1.18 A recognized industry standard framework shall be used to manage the information technology (IT) control environment to support compliance with the Standards and Requirements.
1.19 Users shall be granted access to the gaming system based on business need.
Requirements – At a minimum:
- Access privileges are granted, modified and revoked based on employment status and job requirements and all activities associated with these actions are logged.
- Access privileges are independently reviewed and confirmed on a periodic basis.
1.20 Access to gaming information systems shall be monitored, logged and shall be traceable to a specific individual.
Requirements – At a minimum:
- All accounts for business users shall be uniquely assigned to an individual.
- All system accounts (or other accounts with equivalent privileges) shall be restricted to staff that provide IT support, and mechanisms shall be in place to secure and monitor use of those accounts.
1.21 Processes shall be in place to ensure that only authorized individuals are permitted to open system accounts.
1.22 Industry accepted components, both hardware and software, shall be used where possible.
1.23 Any connection or interface between the gaming system and any other system, whether internal or external third party, shall be monitored, hardened and regularly assessed to ensure the integrity and security of the gaming system.
1.24 Mechanisms shall be in place to ensure the reliability, integrity and availability of the gaming system.
1.25 There shall be a suitably secure physical environment in place to prevent unauthorized access to the gaming system and to ensure the protection of assets.
1.26 Gaming systems, infrastructure, data, activity logs and all other related components shall be protected from threats, vulnerabilities, attacks or breaches.
Requirements – At a minimum:
- All users shall be authenticated.
- All components shall be hardened in accordance with industry and technology good practices prior to going live and prior to any changes.
- The appropriateness and effectiveness of steps taken to harden technology components shall be regularly assessed.
- Patches to correct any security risks shall be updated regularly.
1.27 Security activities shall be logged in an auditable manner, monitored, promptly analyzed and a report prepared and escalated as appropriate.
Requirements – At a minimum:
- Attempts to attack breach or access gaming system components in an unauthorized manner shall be responded to in a timely and appropriate manner.

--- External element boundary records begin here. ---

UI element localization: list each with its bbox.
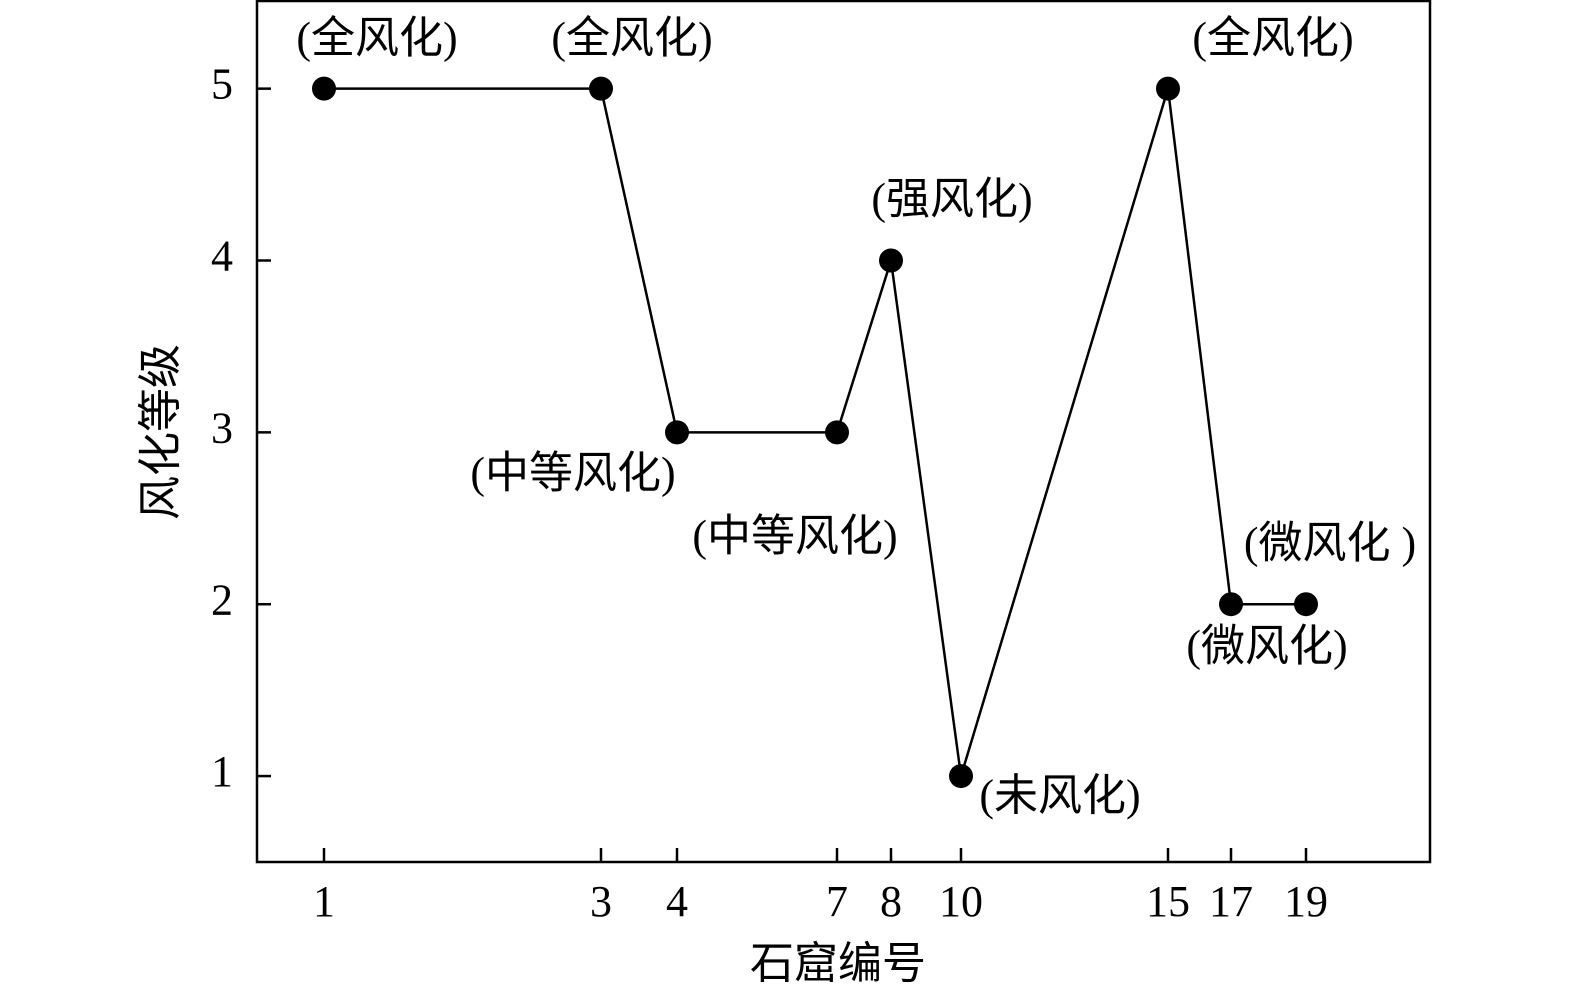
point-annotation: (全风化) xyxy=(296,14,457,63)
point xyxy=(949,764,973,789)
x-tick-label: 4 xyxy=(666,877,688,926)
point xyxy=(589,76,613,101)
point-annotation: (未风化) xyxy=(979,771,1140,820)
point-annotation: (全风化) xyxy=(551,14,712,63)
point-annotation: (微风化 ) xyxy=(1244,518,1416,567)
point xyxy=(825,420,849,445)
point xyxy=(665,420,689,445)
y-tick-label: 4 xyxy=(211,232,233,281)
point-annotation: (中等风化) xyxy=(692,511,897,560)
y-tick-label: 2 xyxy=(211,575,233,624)
point-annotation: (全风化) xyxy=(1192,14,1353,63)
y-tick-label: 3 xyxy=(211,403,233,452)
x-tick-label: 17 xyxy=(1209,877,1253,926)
point xyxy=(879,248,903,273)
x-tick-label: 15 xyxy=(1146,877,1190,926)
x-tick-label: 8 xyxy=(880,877,902,926)
y-tick-label: 1 xyxy=(211,747,233,796)
y-axis-label: 风化等级 xyxy=(136,344,185,520)
point xyxy=(312,76,336,101)
y-tick-label: 5 xyxy=(211,60,233,109)
point xyxy=(1294,592,1318,617)
point xyxy=(1219,592,1243,617)
point xyxy=(1156,76,1180,101)
x-tick-label: 1 xyxy=(313,877,335,926)
x-axis-label: 石窟编号 xyxy=(750,939,926,988)
point-annotation: (中等风化) xyxy=(470,448,675,497)
x-tick-label: 10 xyxy=(939,877,983,926)
point-annotation: (强风化) xyxy=(871,175,1032,224)
point-annotation: (微风化) xyxy=(1186,621,1347,670)
series-line xyxy=(324,87,1306,777)
x-tick-label: 7 xyxy=(826,877,848,926)
x-tick-label: 3 xyxy=(590,877,612,926)
x-tick-label: 19 xyxy=(1284,877,1328,926)
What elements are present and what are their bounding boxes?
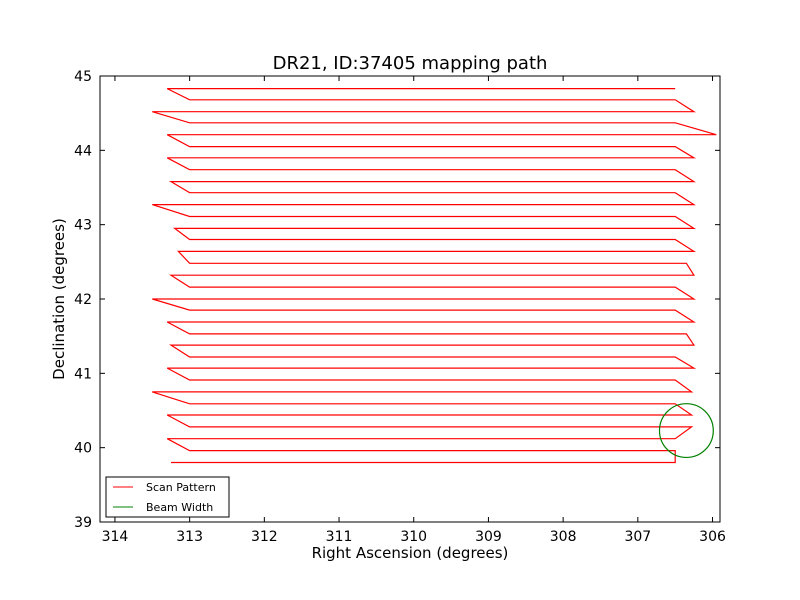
- scan-pattern-line: [152, 88, 717, 464]
- legend-label-beam-width: Beam Width: [146, 501, 213, 514]
- legend-label-scan-pattern: Scan Pattern: [146, 481, 216, 494]
- y-tick-label: 45: [74, 69, 92, 85]
- tick-layer: 314 313 312 311 310 309 308 307 306 39 40 41 42 43 44 4…: [74, 69, 726, 545]
- x-tick-label: 306: [699, 529, 726, 545]
- chart-title: DR21, ID:37405 mapping path: [273, 53, 548, 74]
- y-axis-title: Declination (degrees): [50, 218, 68, 380]
- x-axis-title: Right Ascension (degrees): [312, 544, 509, 562]
- y-tick-label: 41: [74, 366, 92, 382]
- legend: Scan Pattern Beam Width: [105, 476, 230, 518]
- y-tick-label: 43: [74, 218, 92, 234]
- y-tick-label: 39: [74, 515, 92, 531]
- x-tick-label: 309: [475, 529, 502, 545]
- beam-width-circle: [658, 403, 714, 459]
- x-tick-label: 311: [326, 529, 353, 545]
- y-tick-label: 44: [74, 143, 92, 159]
- y-tick-label: 40: [74, 441, 92, 457]
- plot-area: [152, 88, 717, 464]
- x-tick-label: 310: [400, 529, 427, 545]
- plot-frame: [99, 75, 721, 523]
- x-tick-label: 312: [251, 529, 278, 545]
- legend-box: [105, 476, 230, 518]
- x-tick-label: 314: [102, 529, 129, 545]
- x-tick-label: 313: [176, 529, 203, 545]
- y-tick-label: 42: [74, 292, 92, 308]
- x-tick-label: 307: [624, 529, 651, 545]
- x-tick-label: 308: [550, 529, 577, 545]
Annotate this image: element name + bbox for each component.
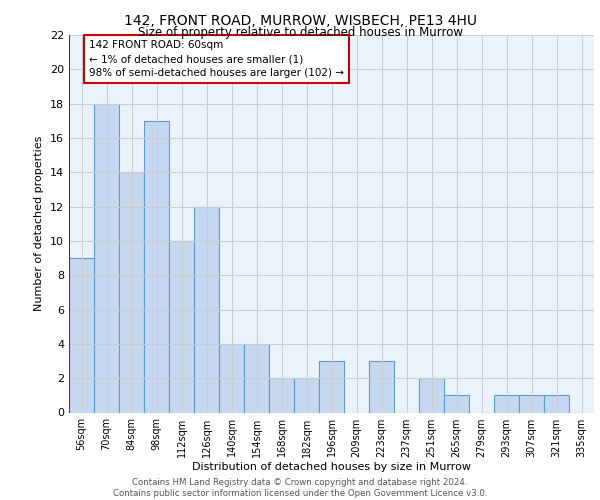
Bar xyxy=(294,378,319,412)
Bar xyxy=(444,396,469,412)
Bar xyxy=(194,206,219,412)
Bar xyxy=(269,378,294,412)
Bar xyxy=(519,396,544,412)
Bar xyxy=(94,104,119,412)
X-axis label: Distribution of detached houses by size in Murrow: Distribution of detached houses by size … xyxy=(192,462,471,472)
Bar xyxy=(494,396,519,412)
Bar xyxy=(544,396,569,412)
Bar xyxy=(319,361,344,412)
Text: 142, FRONT ROAD, MURROW, WISBECH, PE13 4HU: 142, FRONT ROAD, MURROW, WISBECH, PE13 4… xyxy=(124,14,476,28)
Bar xyxy=(119,172,144,412)
Bar xyxy=(219,344,244,412)
Bar xyxy=(244,344,269,412)
Text: 142 FRONT ROAD: 60sqm
← 1% of detached houses are smaller (1)
98% of semi-detach: 142 FRONT ROAD: 60sqm ← 1% of detached h… xyxy=(89,40,344,78)
Bar xyxy=(419,378,444,412)
Text: Contains HM Land Registry data © Crown copyright and database right 2024.
Contai: Contains HM Land Registry data © Crown c… xyxy=(113,478,487,498)
Bar xyxy=(169,241,194,412)
Bar xyxy=(369,361,394,412)
Bar xyxy=(144,121,169,412)
Text: Size of property relative to detached houses in Murrow: Size of property relative to detached ho… xyxy=(137,26,463,39)
Y-axis label: Number of detached properties: Number of detached properties xyxy=(34,136,44,312)
Bar xyxy=(69,258,94,412)
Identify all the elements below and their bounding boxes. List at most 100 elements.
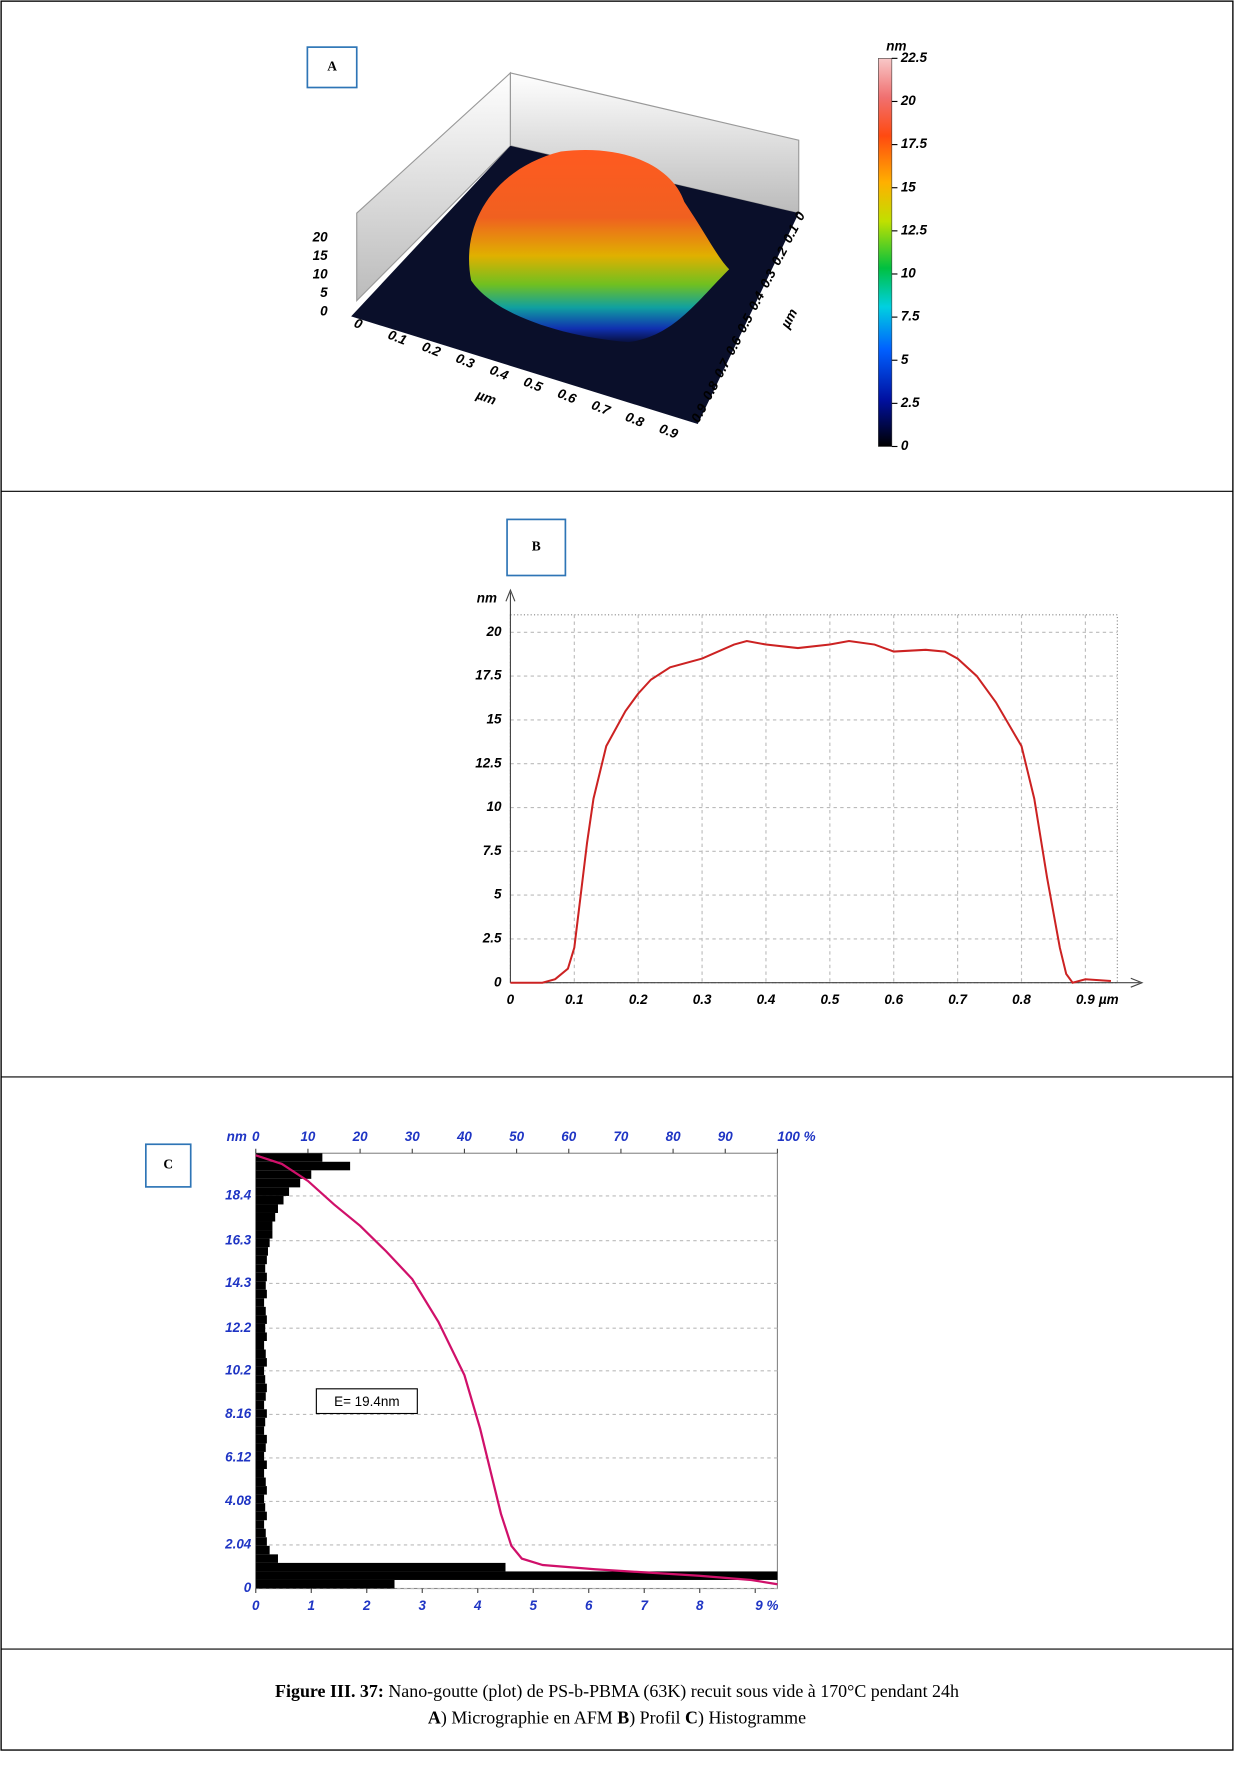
histogram-bar bbox=[255, 1306, 266, 1316]
histogram-bar bbox=[255, 1264, 266, 1273]
histogram-bar bbox=[255, 1434, 267, 1444]
caption-line: A) Micrographie en AFM B) Profil C) Hist… bbox=[428, 1708, 806, 1729]
histogram-bar bbox=[255, 1281, 266, 1290]
x-tick-label: 6 bbox=[585, 1598, 593, 1613]
colorbar-tick-label: 22.5 bbox=[900, 50, 928, 65]
histogram-bar bbox=[255, 1426, 265, 1435]
x-tick-label: 0.5 bbox=[820, 992, 839, 1007]
histogram-bar bbox=[255, 1298, 265, 1307]
histogram-bar bbox=[255, 1469, 265, 1478]
histogram-bar bbox=[255, 1332, 267, 1341]
panel-label: C bbox=[163, 1157, 173, 1172]
histogram-bar bbox=[255, 1349, 266, 1359]
x-tick-label: 0.8 bbox=[623, 409, 646, 430]
histogram-bar bbox=[255, 1204, 278, 1213]
x-tick-label: 0.3 bbox=[454, 350, 477, 371]
x2-tick-label: 100 % bbox=[777, 1129, 815, 1144]
cumulative-curve bbox=[255, 1154, 778, 1586]
x-tick-label: 2 bbox=[362, 1598, 371, 1613]
x-tick-label: 3 bbox=[419, 1598, 427, 1613]
y-tick-label: 4.08 bbox=[224, 1493, 252, 1508]
colorbar-tick-label: 2.5 bbox=[900, 395, 920, 410]
x-tick-label: 0 bbox=[252, 1598, 260, 1613]
caption-key: A bbox=[428, 1708, 441, 1728]
panel-label-box bbox=[306, 46, 358, 89]
histogram-bar bbox=[255, 1520, 265, 1529]
histogram-bar bbox=[255, 1417, 266, 1427]
histogram-bar bbox=[255, 1161, 351, 1171]
histogram-bar bbox=[255, 1315, 267, 1324]
histogram-bar bbox=[255, 1451, 265, 1461]
histogram-bar bbox=[255, 1195, 284, 1205]
histogram-bar bbox=[255, 1178, 301, 1188]
x-tick-label: 0.1 bbox=[386, 327, 409, 348]
panel-label-box bbox=[506, 518, 567, 577]
surface-render bbox=[351, 71, 800, 425]
x-tick-label: 0 bbox=[507, 992, 515, 1007]
histogram-bar bbox=[255, 1247, 268, 1256]
y-tick-label: 10.2 bbox=[225, 1362, 252, 1377]
y-axis-label: µm bbox=[777, 306, 800, 331]
histogram-bar bbox=[255, 1571, 778, 1580]
y-tick-label: 16.3 bbox=[225, 1232, 252, 1247]
colorbar-tick-label: 0 bbox=[901, 438, 909, 453]
y-tick-label: 0 bbox=[244, 1580, 252, 1595]
histogram-bar bbox=[255, 1486, 267, 1495]
panel-label: B bbox=[532, 539, 541, 554]
histogram-bar bbox=[255, 1537, 267, 1546]
histogram-bar bbox=[255, 1153, 323, 1162]
x-tick-label: 0.9 bbox=[1076, 992, 1095, 1007]
x-tick-label: 0.7 bbox=[589, 397, 612, 418]
histogram-bar bbox=[255, 1460, 267, 1470]
x-tick-label: 0 bbox=[352, 315, 365, 332]
histogram-bar bbox=[255, 1366, 265, 1376]
histogram-bar bbox=[255, 1579, 395, 1589]
colorbar-unit: nm bbox=[886, 39, 906, 54]
histogram-bar bbox=[255, 1375, 266, 1384]
caption-label: Figure III. 37: bbox=[275, 1681, 384, 1701]
colorbar-tick-label: 12.5 bbox=[901, 222, 928, 237]
y-tick-label: 2.5 bbox=[482, 930, 502, 945]
z-tick-label: 15 bbox=[313, 248, 328, 263]
histogram-bar bbox=[255, 1545, 270, 1555]
x-tick-label: 7 bbox=[640, 1598, 648, 1613]
x-tick-label: 8 bbox=[696, 1598, 704, 1613]
colorbar-tick-label: 10 bbox=[901, 266, 916, 281]
histogram-bar bbox=[255, 1255, 267, 1265]
y-tick-label: 2.04 bbox=[224, 1537, 252, 1552]
x2-tick-label: 80 bbox=[666, 1129, 681, 1144]
histogram-bar bbox=[255, 1272, 267, 1282]
x-tick-label: 0.4 bbox=[488, 362, 511, 383]
x-tick-label: 0.1 bbox=[565, 992, 584, 1007]
colorbar-tick-label: 17.5 bbox=[901, 136, 928, 151]
histogram-bar bbox=[255, 1443, 266, 1452]
histogram-bar bbox=[255, 1212, 276, 1222]
x-tick-label: 0.2 bbox=[629, 992, 648, 1007]
histogram-bar bbox=[255, 1238, 270, 1248]
x2-tick-label: 40 bbox=[456, 1129, 472, 1144]
x-tick-label: 0.8 bbox=[1012, 992, 1031, 1007]
panel-label-box bbox=[144, 1143, 192, 1188]
histogram-bar bbox=[255, 1383, 267, 1393]
x-tick-label: 0.6 bbox=[555, 386, 578, 407]
x-tick-label: 0.4 bbox=[757, 992, 776, 1007]
y-axis-label: nm bbox=[477, 591, 497, 606]
x2-tick-label: 70 bbox=[613, 1129, 628, 1144]
plot-area bbox=[509, 614, 1118, 984]
x-tick-label: 0.5 bbox=[522, 374, 545, 395]
colorbar-tick-label: 15 bbox=[901, 179, 916, 194]
y-axis-label: nm bbox=[227, 1129, 247, 1144]
annotation: E= 19.4nm bbox=[334, 1394, 399, 1409]
x-tick-label: 0.7 bbox=[948, 992, 967, 1007]
histogram-bar bbox=[255, 1400, 265, 1410]
x-axis-label: µm bbox=[474, 387, 499, 408]
caption-part: ) Histogramme bbox=[698, 1708, 806, 1729]
histogram-bar bbox=[255, 1511, 267, 1521]
caption-part: ) Micrographie en AFM bbox=[441, 1708, 613, 1729]
z-tick-label: 5 bbox=[320, 285, 328, 300]
y-tick-label: 10 bbox=[486, 799, 501, 814]
z-tick-label: 20 bbox=[312, 229, 328, 244]
y-tick-label: 14.3 bbox=[225, 1275, 252, 1290]
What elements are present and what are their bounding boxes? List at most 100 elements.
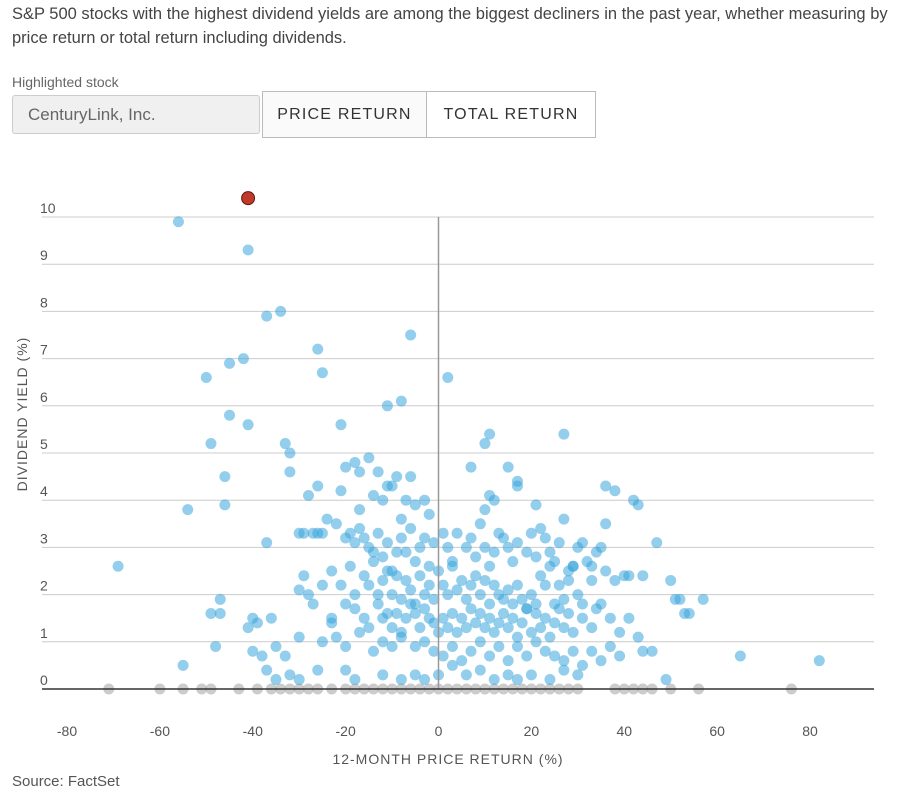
data-point	[395, 513, 407, 525]
data-point	[335, 485, 347, 497]
data-point	[474, 589, 486, 601]
data-point	[470, 570, 482, 582]
data-point	[460, 541, 472, 553]
data-point	[646, 645, 658, 657]
data-point	[530, 551, 542, 563]
data-point	[674, 593, 686, 605]
data-point	[660, 674, 672, 686]
data-point	[293, 674, 305, 686]
data-point	[391, 570, 403, 582]
x-tick-label: -20	[336, 723, 356, 739]
data-point	[349, 589, 361, 601]
data-point	[302, 489, 314, 501]
data-point	[205, 607, 217, 619]
data-point	[284, 466, 296, 478]
data-point	[549, 650, 561, 662]
highlighted-stock-label: Highlighted stock	[12, 74, 119, 90]
data-point	[395, 395, 407, 407]
data-point	[525, 527, 537, 539]
data-point	[330, 518, 342, 530]
data-point	[358, 532, 370, 544]
data-point	[354, 523, 366, 535]
data-point	[572, 669, 584, 681]
data-point	[400, 494, 412, 506]
data-point	[367, 645, 379, 657]
data-point	[446, 560, 458, 572]
data-point	[409, 641, 421, 653]
data-point	[511, 579, 523, 591]
data-point	[298, 570, 310, 582]
data-point	[535, 622, 547, 634]
data-point	[488, 579, 500, 591]
data-point	[237, 353, 249, 365]
y-tick-label: 9	[40, 247, 48, 263]
data-point	[586, 622, 598, 634]
data-point	[428, 537, 440, 549]
data-point	[479, 541, 491, 553]
data-point	[544, 631, 556, 643]
data-point	[363, 579, 375, 591]
data-point	[521, 546, 533, 558]
data-point	[247, 645, 259, 657]
data-point	[367, 489, 379, 501]
data-point	[112, 560, 124, 572]
data-point	[409, 607, 421, 619]
price-return-toggle[interactable]: PRICE RETURN	[262, 91, 427, 138]
x-tick-label: -60	[150, 723, 170, 739]
data-point	[488, 626, 500, 638]
data-point	[344, 527, 356, 539]
data-point	[261, 664, 273, 676]
data-point	[470, 551, 482, 563]
data-point	[372, 589, 384, 601]
data-point	[456, 574, 468, 586]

- Intrusion attempts shall be actively detected and where possible prevented from causing disruption or outage of the gaming system.
- There shall be adequate logging to capture and monitor any attempts to attack, breach or access in an unauthorized manner any components of the gaming system. There shall be an appropriate escalation procedure.
1.28 Independent assessments shall be regularly performed by a qualified individual to verify the adequacy of gaming system security and all of its related components.
1.29 Operators and gaming-related suppliers shall stay current on security trends, issues and solutions.